Carlson, one in a string of recent Notre Dame tight ends to be drafted in the first two rounds of the NFL, has had a successful NFL career playing for both the Seattle Seahawks and Minnesota Vikings. Originally a second round pick of the Seahawks in the 2008 NFL Draft, Carlson spent his first three seasons in Seattle before signing with the VIkings a free agent deal with the Vikings in March of 2012.
The Vikings signed Carlson to his $25 million free agent deal a year after they drafted fellow Notre Dame tight end Kyle Rudolph in the 2nd round of the 2011 NFL Draft. With Rudolph’s presence on the Vikings roster and emergence to Pro Bowl MVP status, Carlson’s role was reduced in 2012, but with Rudolph banged up in 2013, Carlson’s role increased with the Minnesota native hauling in 32 passes for 344 yards for his home-state Vikings. Both were the most he’s had in a single season since his second season in the league.
Concussions, however, have been a problem for Carlson in college and the NFL. Carlson recently declined to comment on how many concussions he’s had in his career in total, but the Minneapolis Star Tribune reported that Carlson’s had at least five documented concussions – three in the NFL and two while in college – throughout his playing career.
His most recent concussion not only sidelined Carlson for the rest of the 2013 season, but has clouded his future as he ponders the health risks of additional concussions with his family this off-season. Carlson and his wife have their third child on the way currently and will take his most recent concussion into consideration when they discuss his future this offseason.
“That’s something that my wife and I will consider,” he said. “After every season it’s an evaluation period because of the nature of our business. Players move around, players get cut, coaches get fired, things happen. So in that sense, every year is an evaluation period and this year will be no different. And the concussion part of it will be in that conversation.”
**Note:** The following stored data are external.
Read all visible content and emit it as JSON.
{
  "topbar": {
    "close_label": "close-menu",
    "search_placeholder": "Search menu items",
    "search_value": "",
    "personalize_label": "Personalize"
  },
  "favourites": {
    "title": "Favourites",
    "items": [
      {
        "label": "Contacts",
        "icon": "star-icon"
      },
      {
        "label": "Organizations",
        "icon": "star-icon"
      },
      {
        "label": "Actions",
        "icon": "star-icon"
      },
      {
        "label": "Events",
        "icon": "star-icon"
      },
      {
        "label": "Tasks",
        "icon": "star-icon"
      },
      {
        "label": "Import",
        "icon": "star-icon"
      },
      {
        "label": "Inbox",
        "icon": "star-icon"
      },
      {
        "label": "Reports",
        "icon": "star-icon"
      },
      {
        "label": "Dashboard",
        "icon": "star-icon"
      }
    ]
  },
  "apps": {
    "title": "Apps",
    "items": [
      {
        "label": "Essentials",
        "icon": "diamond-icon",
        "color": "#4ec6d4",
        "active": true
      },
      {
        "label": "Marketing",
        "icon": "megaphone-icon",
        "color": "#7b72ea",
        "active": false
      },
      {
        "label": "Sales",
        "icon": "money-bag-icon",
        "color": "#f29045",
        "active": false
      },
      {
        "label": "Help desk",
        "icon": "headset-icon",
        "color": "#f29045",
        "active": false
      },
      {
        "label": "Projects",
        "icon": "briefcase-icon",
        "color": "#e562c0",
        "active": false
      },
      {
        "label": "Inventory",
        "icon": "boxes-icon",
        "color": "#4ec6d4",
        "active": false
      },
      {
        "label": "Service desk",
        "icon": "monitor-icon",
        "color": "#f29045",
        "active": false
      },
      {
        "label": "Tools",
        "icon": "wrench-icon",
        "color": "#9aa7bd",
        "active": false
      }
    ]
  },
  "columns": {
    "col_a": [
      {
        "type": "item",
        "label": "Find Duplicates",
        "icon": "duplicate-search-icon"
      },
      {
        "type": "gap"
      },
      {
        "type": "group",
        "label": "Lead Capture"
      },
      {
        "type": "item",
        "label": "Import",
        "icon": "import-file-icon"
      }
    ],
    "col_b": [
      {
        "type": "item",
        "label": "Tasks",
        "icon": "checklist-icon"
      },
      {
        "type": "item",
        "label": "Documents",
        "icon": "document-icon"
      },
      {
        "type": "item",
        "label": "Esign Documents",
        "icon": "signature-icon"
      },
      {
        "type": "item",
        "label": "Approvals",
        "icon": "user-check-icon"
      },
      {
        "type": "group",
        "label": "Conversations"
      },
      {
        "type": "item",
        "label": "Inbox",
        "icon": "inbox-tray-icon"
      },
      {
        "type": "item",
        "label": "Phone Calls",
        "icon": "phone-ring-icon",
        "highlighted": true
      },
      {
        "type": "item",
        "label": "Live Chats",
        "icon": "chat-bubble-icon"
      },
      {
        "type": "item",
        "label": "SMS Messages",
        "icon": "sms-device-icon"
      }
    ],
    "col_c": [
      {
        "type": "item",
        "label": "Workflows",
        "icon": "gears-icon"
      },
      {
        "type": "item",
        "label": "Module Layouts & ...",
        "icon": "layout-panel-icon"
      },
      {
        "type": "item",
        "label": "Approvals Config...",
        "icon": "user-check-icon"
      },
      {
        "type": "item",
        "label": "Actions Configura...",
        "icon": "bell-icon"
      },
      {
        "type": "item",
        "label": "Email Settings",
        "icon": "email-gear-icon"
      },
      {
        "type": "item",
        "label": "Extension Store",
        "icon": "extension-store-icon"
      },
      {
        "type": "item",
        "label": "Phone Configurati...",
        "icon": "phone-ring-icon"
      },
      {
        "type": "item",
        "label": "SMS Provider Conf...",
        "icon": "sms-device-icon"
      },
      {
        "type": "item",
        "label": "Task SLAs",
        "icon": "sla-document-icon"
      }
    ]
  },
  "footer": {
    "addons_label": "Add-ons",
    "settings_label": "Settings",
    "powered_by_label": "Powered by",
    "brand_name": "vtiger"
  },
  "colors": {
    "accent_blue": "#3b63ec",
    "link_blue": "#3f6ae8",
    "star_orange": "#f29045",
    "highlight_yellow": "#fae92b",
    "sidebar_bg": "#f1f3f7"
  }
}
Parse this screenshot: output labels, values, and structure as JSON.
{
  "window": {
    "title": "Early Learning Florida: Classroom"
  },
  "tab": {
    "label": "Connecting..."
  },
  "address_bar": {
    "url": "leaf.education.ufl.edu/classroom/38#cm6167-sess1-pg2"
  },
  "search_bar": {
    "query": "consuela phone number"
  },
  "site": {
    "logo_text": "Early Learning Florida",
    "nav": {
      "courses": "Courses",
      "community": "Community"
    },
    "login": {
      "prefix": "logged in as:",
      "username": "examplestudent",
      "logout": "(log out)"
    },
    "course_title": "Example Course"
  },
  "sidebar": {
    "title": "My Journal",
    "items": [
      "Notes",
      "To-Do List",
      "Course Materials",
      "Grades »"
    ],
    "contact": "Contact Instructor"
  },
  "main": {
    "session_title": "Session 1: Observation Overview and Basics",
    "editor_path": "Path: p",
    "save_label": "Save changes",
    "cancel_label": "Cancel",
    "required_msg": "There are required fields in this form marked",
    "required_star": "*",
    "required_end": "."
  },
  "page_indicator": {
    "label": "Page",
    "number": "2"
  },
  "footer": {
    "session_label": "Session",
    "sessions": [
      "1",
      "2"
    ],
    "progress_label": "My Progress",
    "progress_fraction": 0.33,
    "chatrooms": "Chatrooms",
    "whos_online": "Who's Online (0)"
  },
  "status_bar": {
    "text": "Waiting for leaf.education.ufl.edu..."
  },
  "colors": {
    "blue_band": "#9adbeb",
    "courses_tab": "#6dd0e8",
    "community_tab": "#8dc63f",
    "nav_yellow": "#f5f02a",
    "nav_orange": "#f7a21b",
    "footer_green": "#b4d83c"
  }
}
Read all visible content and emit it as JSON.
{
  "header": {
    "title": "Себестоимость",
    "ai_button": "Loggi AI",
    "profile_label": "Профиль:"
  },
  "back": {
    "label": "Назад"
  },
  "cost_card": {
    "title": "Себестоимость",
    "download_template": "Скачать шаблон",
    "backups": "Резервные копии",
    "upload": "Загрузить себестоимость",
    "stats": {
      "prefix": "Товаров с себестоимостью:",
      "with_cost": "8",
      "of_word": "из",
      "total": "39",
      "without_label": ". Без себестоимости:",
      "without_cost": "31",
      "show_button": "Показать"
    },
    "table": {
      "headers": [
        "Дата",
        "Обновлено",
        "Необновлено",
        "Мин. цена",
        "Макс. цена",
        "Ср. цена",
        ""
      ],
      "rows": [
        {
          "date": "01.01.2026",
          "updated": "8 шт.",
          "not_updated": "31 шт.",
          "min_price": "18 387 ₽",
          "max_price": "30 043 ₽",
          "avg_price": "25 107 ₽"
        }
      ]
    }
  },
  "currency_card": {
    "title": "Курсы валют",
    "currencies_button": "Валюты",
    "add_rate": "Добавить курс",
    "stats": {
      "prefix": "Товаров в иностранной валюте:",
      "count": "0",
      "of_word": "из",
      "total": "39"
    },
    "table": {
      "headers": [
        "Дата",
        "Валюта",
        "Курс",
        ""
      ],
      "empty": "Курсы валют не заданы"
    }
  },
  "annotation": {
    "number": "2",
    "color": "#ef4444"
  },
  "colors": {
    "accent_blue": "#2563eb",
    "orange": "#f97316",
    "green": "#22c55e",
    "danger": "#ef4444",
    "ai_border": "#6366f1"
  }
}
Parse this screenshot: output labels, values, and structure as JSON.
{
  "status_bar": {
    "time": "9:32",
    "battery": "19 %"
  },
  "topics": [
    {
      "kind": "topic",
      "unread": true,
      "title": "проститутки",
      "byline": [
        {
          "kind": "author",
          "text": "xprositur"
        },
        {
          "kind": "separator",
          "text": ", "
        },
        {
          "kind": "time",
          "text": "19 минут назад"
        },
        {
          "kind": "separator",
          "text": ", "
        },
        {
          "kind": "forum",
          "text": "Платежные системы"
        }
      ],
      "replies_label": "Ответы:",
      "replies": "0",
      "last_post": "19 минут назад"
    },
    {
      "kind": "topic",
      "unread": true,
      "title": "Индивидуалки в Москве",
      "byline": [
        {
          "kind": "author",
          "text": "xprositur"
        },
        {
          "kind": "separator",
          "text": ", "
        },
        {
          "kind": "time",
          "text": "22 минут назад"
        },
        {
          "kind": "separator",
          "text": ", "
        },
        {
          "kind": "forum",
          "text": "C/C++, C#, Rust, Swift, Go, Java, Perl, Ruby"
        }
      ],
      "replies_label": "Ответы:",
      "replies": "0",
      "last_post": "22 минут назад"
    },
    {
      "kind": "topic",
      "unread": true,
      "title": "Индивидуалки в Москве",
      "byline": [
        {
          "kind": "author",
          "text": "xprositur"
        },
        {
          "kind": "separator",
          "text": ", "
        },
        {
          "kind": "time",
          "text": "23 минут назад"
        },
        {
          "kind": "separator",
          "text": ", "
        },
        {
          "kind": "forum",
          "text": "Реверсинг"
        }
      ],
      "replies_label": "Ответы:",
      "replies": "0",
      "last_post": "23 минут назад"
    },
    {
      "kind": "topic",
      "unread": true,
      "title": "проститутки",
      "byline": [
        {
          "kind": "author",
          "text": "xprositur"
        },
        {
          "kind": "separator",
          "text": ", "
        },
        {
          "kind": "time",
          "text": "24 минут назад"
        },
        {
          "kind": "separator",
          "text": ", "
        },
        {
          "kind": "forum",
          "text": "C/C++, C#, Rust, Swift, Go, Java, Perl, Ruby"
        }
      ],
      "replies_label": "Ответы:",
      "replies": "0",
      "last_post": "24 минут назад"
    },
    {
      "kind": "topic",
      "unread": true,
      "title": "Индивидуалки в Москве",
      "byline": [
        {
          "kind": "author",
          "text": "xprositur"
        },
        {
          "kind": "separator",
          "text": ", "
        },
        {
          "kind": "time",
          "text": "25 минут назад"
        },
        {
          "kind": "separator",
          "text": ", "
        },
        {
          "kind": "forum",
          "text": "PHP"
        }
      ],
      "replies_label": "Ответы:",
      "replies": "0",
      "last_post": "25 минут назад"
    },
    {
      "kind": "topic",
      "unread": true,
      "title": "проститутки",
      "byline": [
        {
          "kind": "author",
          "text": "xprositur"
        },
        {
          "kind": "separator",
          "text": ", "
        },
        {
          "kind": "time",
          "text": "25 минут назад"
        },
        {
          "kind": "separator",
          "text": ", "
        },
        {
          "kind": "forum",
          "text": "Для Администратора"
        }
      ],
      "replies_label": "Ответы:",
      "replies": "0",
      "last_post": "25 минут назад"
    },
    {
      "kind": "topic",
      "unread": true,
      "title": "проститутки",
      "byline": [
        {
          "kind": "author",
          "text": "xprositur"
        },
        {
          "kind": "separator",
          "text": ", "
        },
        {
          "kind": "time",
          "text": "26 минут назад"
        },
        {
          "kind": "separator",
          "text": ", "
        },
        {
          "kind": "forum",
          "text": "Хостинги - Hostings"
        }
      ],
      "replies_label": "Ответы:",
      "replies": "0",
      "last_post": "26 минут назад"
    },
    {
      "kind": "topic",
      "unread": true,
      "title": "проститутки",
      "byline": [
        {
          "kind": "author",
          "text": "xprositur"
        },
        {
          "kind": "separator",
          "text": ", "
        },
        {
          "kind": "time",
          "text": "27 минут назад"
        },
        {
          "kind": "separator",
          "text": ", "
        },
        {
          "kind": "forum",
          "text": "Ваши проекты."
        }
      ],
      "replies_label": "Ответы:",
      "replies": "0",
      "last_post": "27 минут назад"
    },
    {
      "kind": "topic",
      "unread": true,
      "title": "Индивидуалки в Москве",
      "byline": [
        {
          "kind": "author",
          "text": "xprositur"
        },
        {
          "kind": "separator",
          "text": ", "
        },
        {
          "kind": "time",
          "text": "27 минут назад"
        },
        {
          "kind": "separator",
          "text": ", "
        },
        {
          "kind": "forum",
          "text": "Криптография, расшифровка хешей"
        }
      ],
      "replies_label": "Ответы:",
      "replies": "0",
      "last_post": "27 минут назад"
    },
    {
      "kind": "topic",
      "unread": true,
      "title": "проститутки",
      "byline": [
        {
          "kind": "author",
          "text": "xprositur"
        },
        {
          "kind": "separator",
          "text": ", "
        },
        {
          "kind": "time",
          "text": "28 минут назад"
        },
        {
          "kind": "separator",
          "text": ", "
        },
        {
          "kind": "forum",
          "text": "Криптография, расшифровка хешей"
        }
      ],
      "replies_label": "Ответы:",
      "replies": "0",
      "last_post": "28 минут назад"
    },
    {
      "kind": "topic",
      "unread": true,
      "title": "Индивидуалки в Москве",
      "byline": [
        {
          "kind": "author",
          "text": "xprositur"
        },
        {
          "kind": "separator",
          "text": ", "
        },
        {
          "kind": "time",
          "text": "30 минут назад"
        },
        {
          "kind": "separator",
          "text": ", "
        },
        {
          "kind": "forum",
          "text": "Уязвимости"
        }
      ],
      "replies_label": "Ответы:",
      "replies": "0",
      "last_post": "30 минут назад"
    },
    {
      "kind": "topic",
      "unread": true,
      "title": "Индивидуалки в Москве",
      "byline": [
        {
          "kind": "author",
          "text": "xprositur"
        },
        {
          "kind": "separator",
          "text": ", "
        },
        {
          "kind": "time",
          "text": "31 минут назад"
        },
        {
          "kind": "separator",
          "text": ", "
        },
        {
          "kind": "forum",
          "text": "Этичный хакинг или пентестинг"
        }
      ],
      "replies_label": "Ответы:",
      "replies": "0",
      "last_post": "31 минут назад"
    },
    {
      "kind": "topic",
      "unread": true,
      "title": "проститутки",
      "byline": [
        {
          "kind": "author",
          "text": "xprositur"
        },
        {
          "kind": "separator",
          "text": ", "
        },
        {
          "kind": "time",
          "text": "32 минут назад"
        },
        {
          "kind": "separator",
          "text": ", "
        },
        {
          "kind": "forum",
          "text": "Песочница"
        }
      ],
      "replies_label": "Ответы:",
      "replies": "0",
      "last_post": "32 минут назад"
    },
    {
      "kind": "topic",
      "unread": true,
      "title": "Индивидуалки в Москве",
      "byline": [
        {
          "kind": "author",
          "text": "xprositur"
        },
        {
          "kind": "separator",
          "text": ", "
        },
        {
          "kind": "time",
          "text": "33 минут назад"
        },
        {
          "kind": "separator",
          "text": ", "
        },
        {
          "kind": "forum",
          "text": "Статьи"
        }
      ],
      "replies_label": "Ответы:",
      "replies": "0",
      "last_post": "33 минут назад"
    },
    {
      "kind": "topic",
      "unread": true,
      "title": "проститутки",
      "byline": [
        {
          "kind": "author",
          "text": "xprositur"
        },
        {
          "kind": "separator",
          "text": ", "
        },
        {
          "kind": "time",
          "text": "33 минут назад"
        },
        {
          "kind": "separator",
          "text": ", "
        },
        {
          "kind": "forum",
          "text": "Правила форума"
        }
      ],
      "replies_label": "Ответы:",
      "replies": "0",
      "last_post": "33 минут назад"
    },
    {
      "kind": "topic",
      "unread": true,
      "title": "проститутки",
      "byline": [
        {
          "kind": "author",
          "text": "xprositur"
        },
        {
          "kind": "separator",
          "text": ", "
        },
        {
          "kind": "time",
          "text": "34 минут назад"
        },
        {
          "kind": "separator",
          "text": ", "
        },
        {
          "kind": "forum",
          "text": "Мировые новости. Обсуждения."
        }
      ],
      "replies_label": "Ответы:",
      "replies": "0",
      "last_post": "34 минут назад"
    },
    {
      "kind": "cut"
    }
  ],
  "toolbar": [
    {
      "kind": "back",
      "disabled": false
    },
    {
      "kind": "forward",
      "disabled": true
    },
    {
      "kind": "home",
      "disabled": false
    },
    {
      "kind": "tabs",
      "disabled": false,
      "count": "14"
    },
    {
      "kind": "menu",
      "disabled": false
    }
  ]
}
Concussions are one of the hottest topics in both the professional and collegiate ranks of football as more and more former players are discovering that they have suffered from degenerative brain disorders from their playing days. Even with Carlson’s most recent concussion, he passed all of the mandated protocols from the NFL, but still didn’t feel well enough to play showing that even the NFL’s best efforts to make the game safer, concussions are an inevitable byproduct of a physical game such as football.
Hopefully Carlson and his family are able to make a decision this off-season that is in their best interests and thankfully Carlson has a degree from the University of Notre Dame in his hands should he have to walk away from the game of football a little earlier than he most likely planned.